Over the past three years more than 5000 cattle worth more than $6m on today’s market have been wantonly killed on the orders of the Queensland Labor Party Minister Meaghan Scanlon a young Gold Coast lawyer who has not ever held a real job.
Last year Coen residents saw dead cattle along a bush track that had been shot from a helicopter chartered by the parks.
A local resident told Cairns News several cows, calves and bulls had been indiscriminately gut-shot, shot in the legs and elsewhere and there would have been no one shot kills.
The carcasses provide an easy food source for the thousands of feral pigs and wild dogs living unmolested on national parks.
The resident said some of the cattle were branded and were the property of local land owners. Local aborigines also complained they could have caught the cattle on national parks and along river courses giving them work in a jobless district and reuniting them with some self-respect rather than surviving on sit-down welfare money.
Cairns News doubts the Minister has ever been to Cape York or witnessed the alcohol and drug abuse among some communities.
Attempts to bring the issue to the notice of State Parliament in this sittings have failed as graziers who received emails from parks officer Chris Kinnairv in Cairns have been reluctant to publicise them in fear of retribution from the Labor Party Government or the parks.
Such is the atmosphere that has existed on Cape York for decades. Pastoralists, except for an outspoken few who care about the proper management of country, live in fear of having their leases taken from them by a bully-boy Labor Party and an out-of-control national parks service.
In response to inquiries made last year made by state Member for Traeger Robbie Katter an Environment Department spokesman said only the best shooters were employed to cull cattle and that no branded cattle were being shot.
Veteran Cape York cattle producer John Witherspoon begged to differ saying he has had his cattle shot by helicopter in the past and fears for his branded cattle he knows have been running on an unfenced, nearby national park for the past 12 months or longer.

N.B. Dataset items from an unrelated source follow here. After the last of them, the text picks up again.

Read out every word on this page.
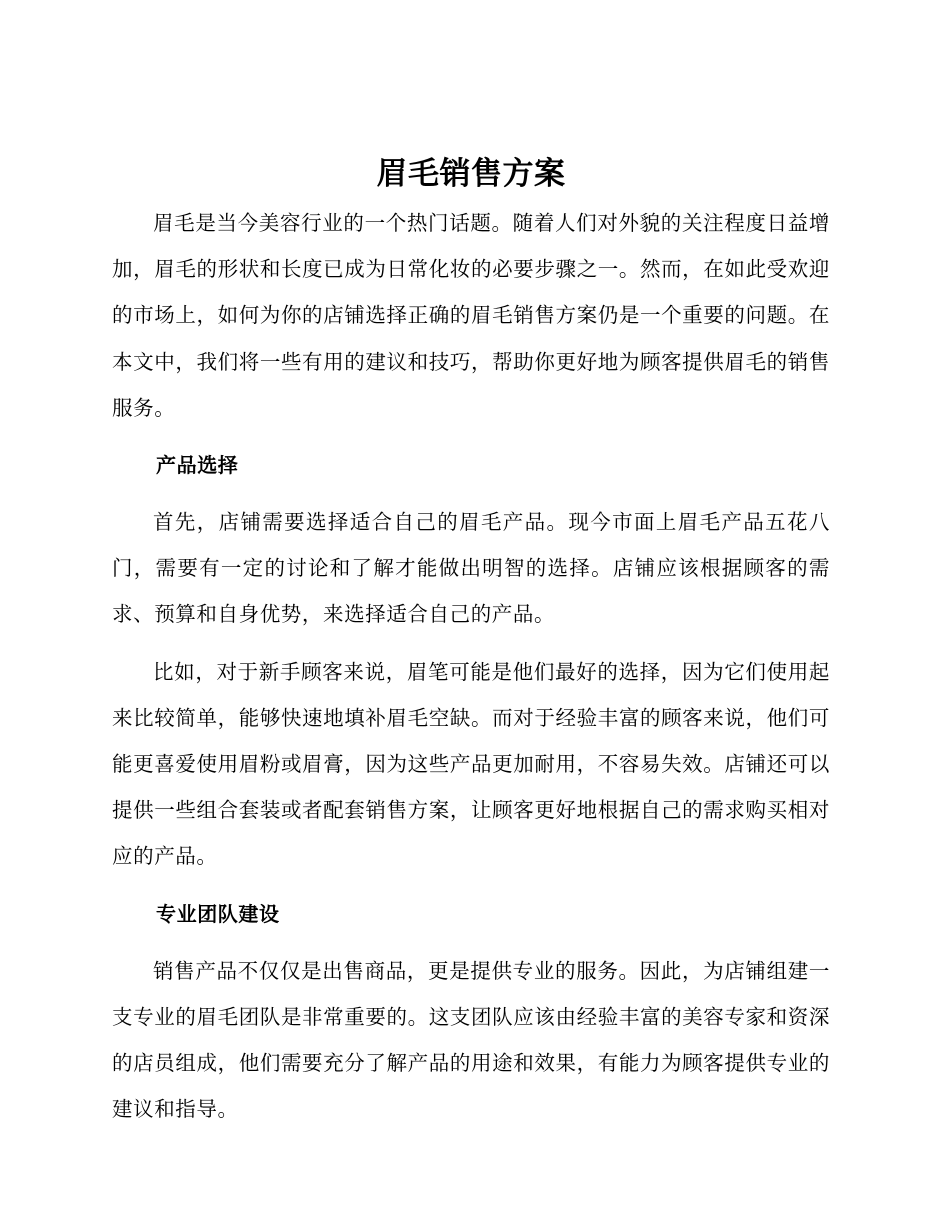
眉毛销售方案

眉毛是当今美容行业的一个热门话题。随着人们对外貌的关注程度日益增加，眉毛的形状和长度已成为日常化妆的必要步骤之一。然而，在如此受欢迎的市场上，如何为你的店铺选择正确的眉毛销售方案仍是一个重要的问题。在本文中，我们将一些有用的建议和技巧，帮助你更好地为顾客提供眉毛的销售服务。

产品选择

首先，店铺需要选择适合自己的眉毛产品。现今市面上眉毛产品五花八门，需要有一定的讨论和了解才能做出明智的选择。店铺应该根据顾客的需求、预算和自身优势，来选择适合自己的产品。

比如，对于新手顾客来说，眉笔可能是他们最好的选择，因为它们使用起来比较简单，能够快速地填补眉毛空缺。而对于经验丰富的顾客来说，他们可能更喜爱使用眉粉或眉膏，因为这些产品更加耐用，不容易失效。店铺还可以提供一些组合套装或者配套销售方案，让顾客更好地根据自己的需求购买相对应的产品。

专业团队建设

销售产品不仅仅是出售商品，更是提供专业的服务。因此，为店铺组建一支专业的眉毛团队是非常重要的。这支团队应该由经验丰富的美容专家和资深的店员组成，他们需要充分了解产品的用途和效果，有能力为顾客提供专业的建议和指导。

“The parks have us over a barrel. They won’t let us go onto the park to muster our branded and unbranded cattle unless we jump through a lot of hoops,” Mr Witherspoon said.
“We have to apply for a permit which takes a minimum of 40 days before we get an answer.

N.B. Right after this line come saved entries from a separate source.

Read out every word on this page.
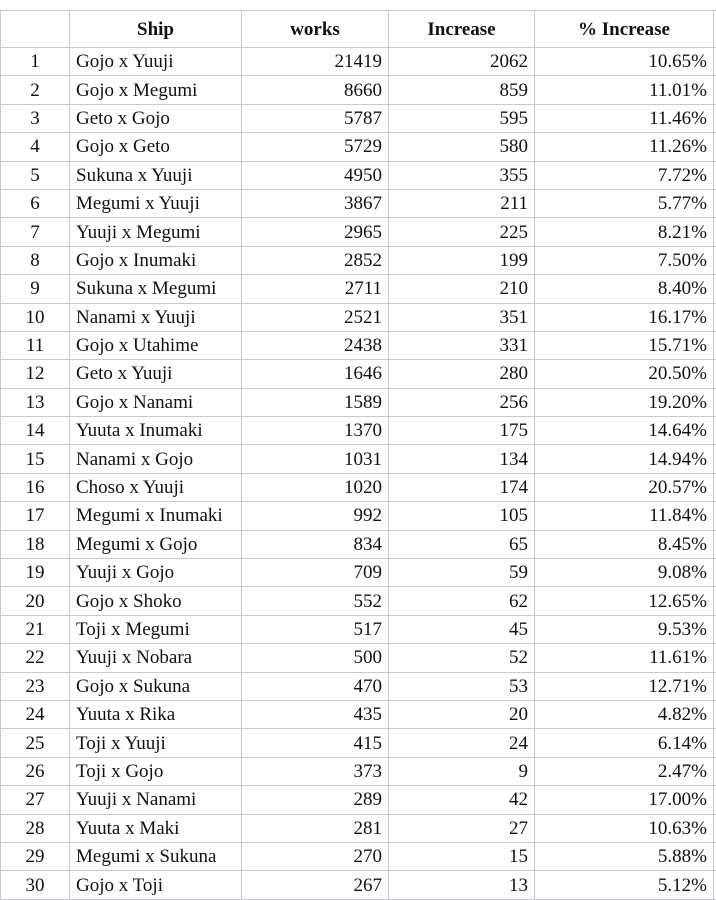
	Ship	works	Increase	% Increase	
1	Gojo x Yuuji	21419	2062	10.65%	
2	Gojo x Megumi	8660	859	11.01%	
3	Geto x Gojo	5787	595	11.46%	
4	Gojo x Geto	5729	580	11.26%	
5	Sukuna x Yuuji	4950	355	7.72%	
6	Megumi x Yuuji	3867	211	5.77%	
7	Yuuji x Megumi	2965	225	8.21%	
8	Gojo x Inumaki	2852	199	7.50%	
9	Sukuna x Megumi	2711	210	8.40%	
10	Nanami x Yuuji	2521	351	16.17%	
11	Gojo x Utahime	2438	331	15.71%	
12	Geto x Yuuji	1646	280	20.50%	
13	Gojo x Nanami	1589	256	19.20%	
14	Yuuta x Inumaki	1370	175	14.64%	
15	Nanami x Gojo	1031	134	14.94%	
16	Choso x Yuuji	1020	174	20.57%	
17	Megumi x Inumaki	992	105	11.84%	
18	Megumi x Gojo	834	65	8.45%	
19	Yuuji x Gojo	709	59	9.08%	
20	Gojo x Shoko	552	62	12.65%	
21	Toji x Megumi	517	45	9.53%	
22	Yuuji x Nobara	500	52	11.61%	
23	Gojo x Sukuna	470	53	12.71%	
24	Yuuta x Rika	435	20	4.82%	
25	Toji x Yuuji	415	24	6.14%	
26	Toji x Gojo	373	9	2.47%	
27	Yuuji x Nanami	289	42	17.00%	
28	Yuuta x Maki	281	27	10.63%	
29	Megumi x Sukuna	270	15	5.88%	
30	Gojo x Toji	267	13	5.12%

“By then the cattle could go anywhere or be shot by the parks.
“”Any vehicle going onto the park has to be registered and roadworthy, insured and we need public liability of $20m, but there are few registered property vehicles on Cape York, because it simply costs too much and is unnecessary for day to day running.
Mr Witherspoon disputed the Environment Dept claim that only feral or unbranded cattle are shot.
“Firstly the parks do not own any cattle. When they take over a grazing property they are destocked and most of the properties are unfenced.
“Any cattle straying onto a national park belong to somebody, usually the adjoining landowner or the former cattle producer who owned the property.
“In the late 80’s the entire Cape York Peninsula cattle herd was shot out because of the BTEC (brucellosis tuberculosis eradication campaign) and declared by the government at the time as officially destocked.
“I shot many thousands of cattle from the air as a part of this campaign and it is impossible to tell if cattle are branded or not especially when most shooting is in thick scrub.
“It is not easy to do and one shot kills are rare.”
As a consequence of the government’s declaration that the entire Cape York Peninsula landmass was stock free in the early 90’s after the BTEC shoot out, any cattle that exist there now are descendants of cattle introduced by re-stocking pastoralists.
The National Parks have been contacted for comment.